А вот когда студенты-одногруппники упоминали холодное пиво, Миша наоборот воодушевлялся, и лягушка в животе не появлялась. Если бы кто-то поставил на вид комсомольцу Михаилу Иосифовичу Шляфирнеру, что он относится к холодному пиву гораздо лучше, чем к Генеральному Секретарю ЦК КПСС, четырежды Герою Советского Союза, Миша бы был очень сконфужен, потому что ему абсолютно нечего было бы возразить. По счастью, никто ему это на вид не ставил, видимо по той простой причине, что никто не догадался сравнить ценность того и другого для человека, а если бы кто-то даже и догадался, то он и сам был бы сконфужен ничуть не меньше.
Частое посещение лягушкой Мишиного живота не пошло ему на пользу, и по прошествии нескольких месяцев Миша стал замечать какое-то тоскливое и непонятное нытье под ложечкой, которое неизменно появлялось во время политинформации. Сосущие и тянущие спазмы в животе, отдающие в шею и в затылок, возникали примерно в середине политинформации и не проходили до самого ее конца, а потом держались еще примерно часа полтора, и в конце концов Миша решил, что у него гастрит или язва желудка. Он записался на прием в студенческую поликлинику, где ему назначили анализ желудочного сока и контрастную рентгенографию желудка. Миша сперва мужественно проглотил тошнотворный резиновый зонд с ребристым металлическим набалдашником, а на следующий день выпил стакан препротивнейшего бария, делая один, два или более глотков по команде рентгенолога. И анализы, и рентгенограммы вышли совершенно нормальными – хоть в космос отправляй.

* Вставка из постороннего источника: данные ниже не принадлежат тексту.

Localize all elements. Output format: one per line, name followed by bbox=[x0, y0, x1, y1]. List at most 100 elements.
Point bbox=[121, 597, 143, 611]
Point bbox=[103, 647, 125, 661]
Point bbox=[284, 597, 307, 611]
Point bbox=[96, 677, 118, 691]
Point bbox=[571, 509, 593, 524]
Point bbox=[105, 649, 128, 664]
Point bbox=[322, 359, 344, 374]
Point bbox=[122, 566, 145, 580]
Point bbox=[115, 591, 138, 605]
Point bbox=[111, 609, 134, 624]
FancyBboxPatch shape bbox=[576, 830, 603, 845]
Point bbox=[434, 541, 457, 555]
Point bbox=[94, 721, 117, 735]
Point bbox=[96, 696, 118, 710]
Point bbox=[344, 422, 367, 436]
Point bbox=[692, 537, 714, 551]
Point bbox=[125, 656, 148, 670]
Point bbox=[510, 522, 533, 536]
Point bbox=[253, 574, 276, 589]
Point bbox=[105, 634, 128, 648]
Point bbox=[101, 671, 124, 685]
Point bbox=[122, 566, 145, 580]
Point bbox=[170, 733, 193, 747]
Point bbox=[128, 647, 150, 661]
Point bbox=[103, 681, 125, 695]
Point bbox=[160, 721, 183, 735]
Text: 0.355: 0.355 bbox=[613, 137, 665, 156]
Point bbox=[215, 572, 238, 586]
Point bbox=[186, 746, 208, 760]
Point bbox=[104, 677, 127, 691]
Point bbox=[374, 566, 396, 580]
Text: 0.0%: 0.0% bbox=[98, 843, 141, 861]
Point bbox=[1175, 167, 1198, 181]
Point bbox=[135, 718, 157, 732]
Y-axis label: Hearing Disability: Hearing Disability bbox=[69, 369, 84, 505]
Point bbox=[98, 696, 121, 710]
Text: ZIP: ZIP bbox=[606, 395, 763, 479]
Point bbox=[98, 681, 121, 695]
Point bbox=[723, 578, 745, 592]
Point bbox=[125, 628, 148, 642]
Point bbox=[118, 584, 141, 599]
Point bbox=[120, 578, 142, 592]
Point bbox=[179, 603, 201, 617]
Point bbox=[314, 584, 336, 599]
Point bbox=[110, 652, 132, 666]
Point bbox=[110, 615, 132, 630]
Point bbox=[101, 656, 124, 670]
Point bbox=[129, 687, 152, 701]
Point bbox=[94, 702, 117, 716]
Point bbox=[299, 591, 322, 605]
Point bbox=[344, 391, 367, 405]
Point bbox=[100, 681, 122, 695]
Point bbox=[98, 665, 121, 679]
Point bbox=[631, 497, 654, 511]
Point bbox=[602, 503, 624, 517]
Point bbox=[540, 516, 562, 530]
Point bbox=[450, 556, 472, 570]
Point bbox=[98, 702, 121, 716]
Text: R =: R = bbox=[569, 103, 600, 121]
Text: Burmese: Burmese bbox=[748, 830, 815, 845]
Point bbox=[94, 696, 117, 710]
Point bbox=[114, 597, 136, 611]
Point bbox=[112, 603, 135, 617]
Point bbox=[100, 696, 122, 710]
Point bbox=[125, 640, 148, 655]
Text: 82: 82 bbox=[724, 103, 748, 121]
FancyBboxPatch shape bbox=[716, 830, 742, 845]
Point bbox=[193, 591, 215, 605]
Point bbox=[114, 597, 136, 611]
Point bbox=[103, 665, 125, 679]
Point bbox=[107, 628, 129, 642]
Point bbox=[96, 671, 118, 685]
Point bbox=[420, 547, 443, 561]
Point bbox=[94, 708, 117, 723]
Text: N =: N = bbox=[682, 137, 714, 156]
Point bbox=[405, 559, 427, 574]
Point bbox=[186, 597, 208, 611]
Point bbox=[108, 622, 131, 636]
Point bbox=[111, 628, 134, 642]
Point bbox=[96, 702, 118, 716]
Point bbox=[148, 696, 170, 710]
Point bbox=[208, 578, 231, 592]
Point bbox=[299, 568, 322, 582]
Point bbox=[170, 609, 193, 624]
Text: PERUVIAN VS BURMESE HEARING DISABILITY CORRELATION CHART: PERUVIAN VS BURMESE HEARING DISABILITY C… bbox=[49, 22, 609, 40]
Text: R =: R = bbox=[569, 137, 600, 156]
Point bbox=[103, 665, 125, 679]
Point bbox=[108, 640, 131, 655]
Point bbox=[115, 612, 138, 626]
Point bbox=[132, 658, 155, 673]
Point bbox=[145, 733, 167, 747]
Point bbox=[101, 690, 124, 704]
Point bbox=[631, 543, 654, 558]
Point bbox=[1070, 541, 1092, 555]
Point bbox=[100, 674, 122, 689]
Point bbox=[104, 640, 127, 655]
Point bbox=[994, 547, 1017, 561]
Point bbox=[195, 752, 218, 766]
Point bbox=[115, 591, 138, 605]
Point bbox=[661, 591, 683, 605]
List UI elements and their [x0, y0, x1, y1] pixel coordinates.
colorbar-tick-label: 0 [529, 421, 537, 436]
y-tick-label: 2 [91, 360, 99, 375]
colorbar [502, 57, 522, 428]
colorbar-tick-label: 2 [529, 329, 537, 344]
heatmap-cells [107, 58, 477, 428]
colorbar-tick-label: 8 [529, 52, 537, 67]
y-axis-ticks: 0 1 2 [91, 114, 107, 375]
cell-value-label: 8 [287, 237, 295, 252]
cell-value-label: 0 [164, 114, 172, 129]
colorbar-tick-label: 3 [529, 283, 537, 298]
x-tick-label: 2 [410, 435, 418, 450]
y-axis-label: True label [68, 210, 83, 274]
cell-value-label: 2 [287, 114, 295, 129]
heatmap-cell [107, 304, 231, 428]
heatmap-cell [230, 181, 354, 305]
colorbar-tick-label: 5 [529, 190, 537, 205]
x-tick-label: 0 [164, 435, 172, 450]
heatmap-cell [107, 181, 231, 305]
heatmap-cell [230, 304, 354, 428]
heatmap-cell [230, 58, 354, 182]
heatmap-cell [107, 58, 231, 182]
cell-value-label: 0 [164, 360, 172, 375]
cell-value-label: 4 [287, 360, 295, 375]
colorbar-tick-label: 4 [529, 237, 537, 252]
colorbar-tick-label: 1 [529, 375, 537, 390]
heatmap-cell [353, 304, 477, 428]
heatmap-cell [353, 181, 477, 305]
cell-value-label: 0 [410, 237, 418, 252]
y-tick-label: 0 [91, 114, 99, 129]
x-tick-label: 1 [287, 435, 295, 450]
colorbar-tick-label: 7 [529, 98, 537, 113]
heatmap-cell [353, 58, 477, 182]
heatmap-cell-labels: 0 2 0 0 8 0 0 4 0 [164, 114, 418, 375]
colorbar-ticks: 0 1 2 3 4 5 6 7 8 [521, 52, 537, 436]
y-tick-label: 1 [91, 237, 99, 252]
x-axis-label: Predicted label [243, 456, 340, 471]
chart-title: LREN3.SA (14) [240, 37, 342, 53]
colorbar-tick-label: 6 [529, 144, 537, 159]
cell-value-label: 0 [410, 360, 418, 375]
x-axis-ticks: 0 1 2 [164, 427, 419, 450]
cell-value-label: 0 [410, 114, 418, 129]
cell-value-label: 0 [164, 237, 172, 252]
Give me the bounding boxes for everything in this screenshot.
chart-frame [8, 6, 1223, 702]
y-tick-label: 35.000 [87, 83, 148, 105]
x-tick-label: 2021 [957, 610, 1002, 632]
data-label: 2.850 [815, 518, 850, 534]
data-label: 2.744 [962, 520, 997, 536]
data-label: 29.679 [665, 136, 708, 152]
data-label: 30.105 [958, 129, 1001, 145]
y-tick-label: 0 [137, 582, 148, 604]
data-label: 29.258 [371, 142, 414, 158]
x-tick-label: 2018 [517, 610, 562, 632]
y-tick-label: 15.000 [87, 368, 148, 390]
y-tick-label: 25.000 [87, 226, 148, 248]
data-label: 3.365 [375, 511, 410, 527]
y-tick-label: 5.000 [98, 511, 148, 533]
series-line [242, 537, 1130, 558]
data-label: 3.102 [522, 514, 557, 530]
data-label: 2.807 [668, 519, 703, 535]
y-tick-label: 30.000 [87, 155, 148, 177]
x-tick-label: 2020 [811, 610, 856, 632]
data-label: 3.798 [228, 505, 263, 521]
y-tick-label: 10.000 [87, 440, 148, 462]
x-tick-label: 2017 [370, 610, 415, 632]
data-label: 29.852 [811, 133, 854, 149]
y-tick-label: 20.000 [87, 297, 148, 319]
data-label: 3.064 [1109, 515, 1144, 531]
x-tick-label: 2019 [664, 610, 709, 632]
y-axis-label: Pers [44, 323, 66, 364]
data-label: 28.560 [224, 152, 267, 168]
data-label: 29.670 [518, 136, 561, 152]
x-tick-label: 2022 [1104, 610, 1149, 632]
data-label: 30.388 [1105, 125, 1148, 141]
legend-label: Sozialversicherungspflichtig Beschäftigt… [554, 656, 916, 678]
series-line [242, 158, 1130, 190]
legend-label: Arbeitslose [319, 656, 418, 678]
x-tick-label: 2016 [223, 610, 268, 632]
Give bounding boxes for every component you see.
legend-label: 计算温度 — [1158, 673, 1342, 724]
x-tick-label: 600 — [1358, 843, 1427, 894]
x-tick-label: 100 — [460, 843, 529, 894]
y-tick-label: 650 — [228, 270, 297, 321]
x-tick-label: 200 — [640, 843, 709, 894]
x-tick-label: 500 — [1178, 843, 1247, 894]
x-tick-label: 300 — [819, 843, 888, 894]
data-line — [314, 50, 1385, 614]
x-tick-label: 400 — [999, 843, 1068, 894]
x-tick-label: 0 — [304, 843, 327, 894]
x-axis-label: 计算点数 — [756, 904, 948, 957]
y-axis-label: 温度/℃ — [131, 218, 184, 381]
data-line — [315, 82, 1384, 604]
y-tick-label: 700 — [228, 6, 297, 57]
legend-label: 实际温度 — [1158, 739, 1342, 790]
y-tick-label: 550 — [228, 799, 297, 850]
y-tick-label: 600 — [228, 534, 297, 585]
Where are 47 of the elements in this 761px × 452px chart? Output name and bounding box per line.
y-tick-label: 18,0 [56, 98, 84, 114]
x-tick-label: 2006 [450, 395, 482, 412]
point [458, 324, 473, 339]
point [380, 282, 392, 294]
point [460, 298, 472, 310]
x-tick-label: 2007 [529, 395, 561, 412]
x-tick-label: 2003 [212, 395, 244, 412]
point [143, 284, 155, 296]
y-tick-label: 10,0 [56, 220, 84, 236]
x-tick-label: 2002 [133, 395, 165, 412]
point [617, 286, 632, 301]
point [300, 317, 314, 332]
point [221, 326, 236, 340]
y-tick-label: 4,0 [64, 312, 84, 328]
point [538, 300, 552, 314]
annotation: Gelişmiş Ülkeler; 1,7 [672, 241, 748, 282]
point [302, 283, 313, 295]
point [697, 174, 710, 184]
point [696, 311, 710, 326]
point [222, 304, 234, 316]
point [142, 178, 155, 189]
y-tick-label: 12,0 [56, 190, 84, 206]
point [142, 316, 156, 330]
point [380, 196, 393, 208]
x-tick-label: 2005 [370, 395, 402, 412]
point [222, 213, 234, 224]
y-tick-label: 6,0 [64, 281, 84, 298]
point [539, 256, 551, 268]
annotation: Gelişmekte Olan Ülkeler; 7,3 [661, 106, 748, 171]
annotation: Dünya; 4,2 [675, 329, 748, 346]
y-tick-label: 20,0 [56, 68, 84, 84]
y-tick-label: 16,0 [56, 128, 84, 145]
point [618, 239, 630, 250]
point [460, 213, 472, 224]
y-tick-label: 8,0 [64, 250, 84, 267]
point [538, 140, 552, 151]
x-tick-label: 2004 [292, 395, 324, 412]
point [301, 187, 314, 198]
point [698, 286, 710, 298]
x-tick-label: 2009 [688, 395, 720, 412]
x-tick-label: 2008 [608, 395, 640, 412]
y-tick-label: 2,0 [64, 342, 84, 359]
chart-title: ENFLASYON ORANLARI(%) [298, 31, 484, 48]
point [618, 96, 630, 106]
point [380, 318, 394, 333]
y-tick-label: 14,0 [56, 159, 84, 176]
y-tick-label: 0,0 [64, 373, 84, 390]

Потом Миша неожиданно для себя открыл, что нытье под ложечкой связано не с самим по себе желудком, а скорее, с настроением. Подложечная область почему-то реагировала на огорчения, неудачи и потрясения, но не на все, а только на такие, которые имели своим следствием тоску и грусть. Миша мало по малу вспомнил, что тоскливая, ноющая боль в эпигастральной области, без четкой локализации, появлялась не только после политинформации, но и после других событий. В первый раз это ощущение появилось, когда на занятии по нормальной анатомии приступили к препарированию нового трупа. Труп был среднего возраста, и его звали Витя. Это имя было выколото на внешней стороне его правой кисти. На другой кисти было выколото слово «ЗЛО». По рассказам приблатненных приятелей – соседей по двору – Миша знал, что это не просто слово, а сокращение, и расшифровывается оно: «За все легавым отомщу». На стопах татуировки были гораздо веселее. На левой стопе синела фраза «Они устали», а на правой можно было прочитать окончание предложения: «но до пивной дойдут».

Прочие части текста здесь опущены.